Evolution of Mercedes radiator grilles

The radiator grille, once a functional object, later part of brand faces and future sensor carriers: Mercedes shows the evolution of the "grille" over the course of time.

Almost every car manufacturer uses the front end of their models to give their cars a "face". The grill between the headlights has the greatest importance, technically and stylistically.

But initially the focus was on the technical task of the grill. In 1900, Wilhelm Maybach installed his "honeycomb cooler" in the Mercedes 35 hp, thereby solving the cooling problem of the combustion engine. The automotive pioneer and designer from Heilbronn could hardly have imagined that this shape with a central grille and the flanking headlights in the broadest sense would still exist 120 years later.

From 1911 with a kink in the grille

Three years before the grille was emblazoned on the 35 hp, Maybach was experimenting with a cooler that consisted of a flat water tank with open tubes running through it. Wind flowed through them, and when idling, a fan flanged onto the motor shaft provided cooling. This made the further development of the honeycomb cooler possible, which then consisted of more than 8,000 square tubes with a side length of six millimeters. They were soldered together to form a rectangular radiator with an integrated reservoir. A fan behind the radiator improved temperature regulation at low speeds. The 35 hp engine of the first Mercedes only needed nine liters of water; previously it was 18 liters. A year and numerous improvements later, it was only seven liters.

In 1911, the grille with the distinctive kink in the middle was created, which increased the cooling surface and dominated the Mercedes fronts until 2010. But as early as 1931, the cooler was no longer directly in the airflow, but was protected behind a grille. That was when the grill was born as a design object with a chrome frame, Mercedes badge and radiator mascot. As a result, the chrome grille became a central identifier of the brand. Up until the 1960s, the designers at Mercedes-Benz only cautiously adapted them to the general change in shape. Then the Mercedes-Benz radiator grilles grew in width and at the same time became lower.

Sports car face and F1 nose

The 50s also produced the so-called sports car face. A second, independent form, which the 300 SL Gullwing and the 190 SL carried. Here the central Mercedes star appeared in a wide and flat grille with chrome brackets on the right and left. This shape as a distinctive feature of Mercedes sports cars and roadsters established itself over the coming decades.

In the 1990s and 2000s, the grill had to adapt to the new Mercedes models - the A and B classes were added in a new segment, as were the SUVs and other convertibles, coupés and roadsters. The face of the sports car changed with and without slats, and there was even one design exception: the Formula 1 nose on the second-generation SLK and the SLR McLaren.

Grill design as an equipment index

The introduction of the grills in 2007, which symbolized the different equipment, proved to be groundbreaking. It all started with the C-Class (204 series) and the subsequent E-Class – the equipment lines “Classic”, “Elegance” and “Avantgarde” can still be recognized today by the shape of the radiator.
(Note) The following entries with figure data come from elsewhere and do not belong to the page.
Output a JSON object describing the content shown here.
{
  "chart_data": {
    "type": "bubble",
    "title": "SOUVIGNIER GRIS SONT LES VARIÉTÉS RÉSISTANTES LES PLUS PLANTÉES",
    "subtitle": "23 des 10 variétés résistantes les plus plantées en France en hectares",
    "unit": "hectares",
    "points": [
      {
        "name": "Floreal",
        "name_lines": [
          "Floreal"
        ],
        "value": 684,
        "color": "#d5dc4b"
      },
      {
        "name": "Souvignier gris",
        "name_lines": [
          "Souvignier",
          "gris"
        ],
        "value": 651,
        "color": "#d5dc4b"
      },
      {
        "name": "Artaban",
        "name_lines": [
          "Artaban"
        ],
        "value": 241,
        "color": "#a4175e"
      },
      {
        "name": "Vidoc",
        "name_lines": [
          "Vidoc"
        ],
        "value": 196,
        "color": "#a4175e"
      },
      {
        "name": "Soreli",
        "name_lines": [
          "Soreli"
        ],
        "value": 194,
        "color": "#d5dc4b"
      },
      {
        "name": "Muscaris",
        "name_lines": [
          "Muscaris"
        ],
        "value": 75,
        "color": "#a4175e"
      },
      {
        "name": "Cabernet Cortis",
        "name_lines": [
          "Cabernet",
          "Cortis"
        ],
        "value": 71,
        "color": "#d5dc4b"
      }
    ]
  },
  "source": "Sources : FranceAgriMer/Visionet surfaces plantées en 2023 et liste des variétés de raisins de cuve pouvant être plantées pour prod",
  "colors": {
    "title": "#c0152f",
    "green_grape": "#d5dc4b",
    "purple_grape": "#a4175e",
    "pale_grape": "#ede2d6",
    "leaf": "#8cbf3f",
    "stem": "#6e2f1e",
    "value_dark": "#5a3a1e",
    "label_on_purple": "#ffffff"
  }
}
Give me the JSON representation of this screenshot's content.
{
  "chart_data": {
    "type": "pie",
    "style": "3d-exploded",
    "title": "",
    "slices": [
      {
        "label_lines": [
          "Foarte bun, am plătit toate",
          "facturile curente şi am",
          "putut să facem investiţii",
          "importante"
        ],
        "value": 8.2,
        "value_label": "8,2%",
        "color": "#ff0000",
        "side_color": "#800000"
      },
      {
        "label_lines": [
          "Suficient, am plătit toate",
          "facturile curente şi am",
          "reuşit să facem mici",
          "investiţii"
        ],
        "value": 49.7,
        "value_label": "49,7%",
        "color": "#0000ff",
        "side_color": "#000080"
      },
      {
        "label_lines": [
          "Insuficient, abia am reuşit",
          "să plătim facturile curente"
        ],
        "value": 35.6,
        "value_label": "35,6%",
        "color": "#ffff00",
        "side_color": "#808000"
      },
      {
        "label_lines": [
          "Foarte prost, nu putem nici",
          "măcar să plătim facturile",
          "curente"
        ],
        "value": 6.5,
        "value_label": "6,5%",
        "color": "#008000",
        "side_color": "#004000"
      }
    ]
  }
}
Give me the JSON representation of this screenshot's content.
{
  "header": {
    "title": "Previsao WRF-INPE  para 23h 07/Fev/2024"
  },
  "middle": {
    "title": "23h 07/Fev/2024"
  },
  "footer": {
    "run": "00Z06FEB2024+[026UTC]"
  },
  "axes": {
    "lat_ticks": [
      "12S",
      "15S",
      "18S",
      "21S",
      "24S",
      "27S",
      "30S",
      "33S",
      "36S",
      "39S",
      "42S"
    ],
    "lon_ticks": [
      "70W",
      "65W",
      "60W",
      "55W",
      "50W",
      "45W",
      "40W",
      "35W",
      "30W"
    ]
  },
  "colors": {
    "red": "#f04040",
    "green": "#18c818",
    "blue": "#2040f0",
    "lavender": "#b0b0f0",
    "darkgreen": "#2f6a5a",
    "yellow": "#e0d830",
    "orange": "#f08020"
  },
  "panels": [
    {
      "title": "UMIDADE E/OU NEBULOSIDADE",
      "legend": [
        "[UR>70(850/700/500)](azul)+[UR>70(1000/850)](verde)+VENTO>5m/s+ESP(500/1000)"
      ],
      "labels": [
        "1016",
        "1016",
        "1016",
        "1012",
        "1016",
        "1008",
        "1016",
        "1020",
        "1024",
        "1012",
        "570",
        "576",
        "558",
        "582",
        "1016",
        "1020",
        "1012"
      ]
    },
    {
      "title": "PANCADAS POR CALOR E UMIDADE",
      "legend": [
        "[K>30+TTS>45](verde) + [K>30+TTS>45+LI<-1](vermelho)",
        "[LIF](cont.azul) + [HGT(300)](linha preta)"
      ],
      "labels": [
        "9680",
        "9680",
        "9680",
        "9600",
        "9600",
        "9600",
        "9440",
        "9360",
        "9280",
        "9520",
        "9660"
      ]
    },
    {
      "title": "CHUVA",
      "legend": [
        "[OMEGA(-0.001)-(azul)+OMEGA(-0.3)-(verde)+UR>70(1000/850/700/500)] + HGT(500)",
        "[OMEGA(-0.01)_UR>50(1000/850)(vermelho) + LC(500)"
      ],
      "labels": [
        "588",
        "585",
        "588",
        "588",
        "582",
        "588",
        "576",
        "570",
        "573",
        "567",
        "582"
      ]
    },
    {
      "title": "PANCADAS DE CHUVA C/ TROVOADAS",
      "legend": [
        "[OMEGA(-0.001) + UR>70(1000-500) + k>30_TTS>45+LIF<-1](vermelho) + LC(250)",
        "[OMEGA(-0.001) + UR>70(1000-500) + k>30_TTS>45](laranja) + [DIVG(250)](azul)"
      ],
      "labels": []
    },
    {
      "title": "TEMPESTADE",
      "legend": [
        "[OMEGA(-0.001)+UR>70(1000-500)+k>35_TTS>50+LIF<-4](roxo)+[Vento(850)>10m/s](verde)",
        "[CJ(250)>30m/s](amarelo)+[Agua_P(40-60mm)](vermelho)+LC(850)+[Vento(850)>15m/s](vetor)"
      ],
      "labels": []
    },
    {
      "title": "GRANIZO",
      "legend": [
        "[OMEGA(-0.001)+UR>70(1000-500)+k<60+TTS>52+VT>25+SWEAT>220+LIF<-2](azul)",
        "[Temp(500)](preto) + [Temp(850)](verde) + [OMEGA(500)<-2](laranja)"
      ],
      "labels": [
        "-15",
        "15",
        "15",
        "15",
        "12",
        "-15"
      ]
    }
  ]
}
As in the model portfolio, the G-Class has an exceptional position with its grill. Round headlights flank a grill with a central star and horizontal slats, while the AMG version from Mercedes presents the Panamericana grill. And the Maybach models are also allowed to step out a little from the history of the grill and are reminiscent of a pinstripe suit with vertical three-dimensional decorative strips.

With the start of electromobility, the radiator grille in the classic sense has had its day. Instead, it merges into a front object that combines technology and design. The EQ models from Mercedes come in different forms with the black panel grille with a central star. At the same time, ultrasonic, camera, radar and lidar sensors are implemented in the front, which feed the assistance systems with data and enable automated driving.


The evolution of the Mercedes radiator grille impressively shows the technical and stylistic development of the brand - from the cooling element to the sensor carrier, from the status chrome grille to the technocratic style object.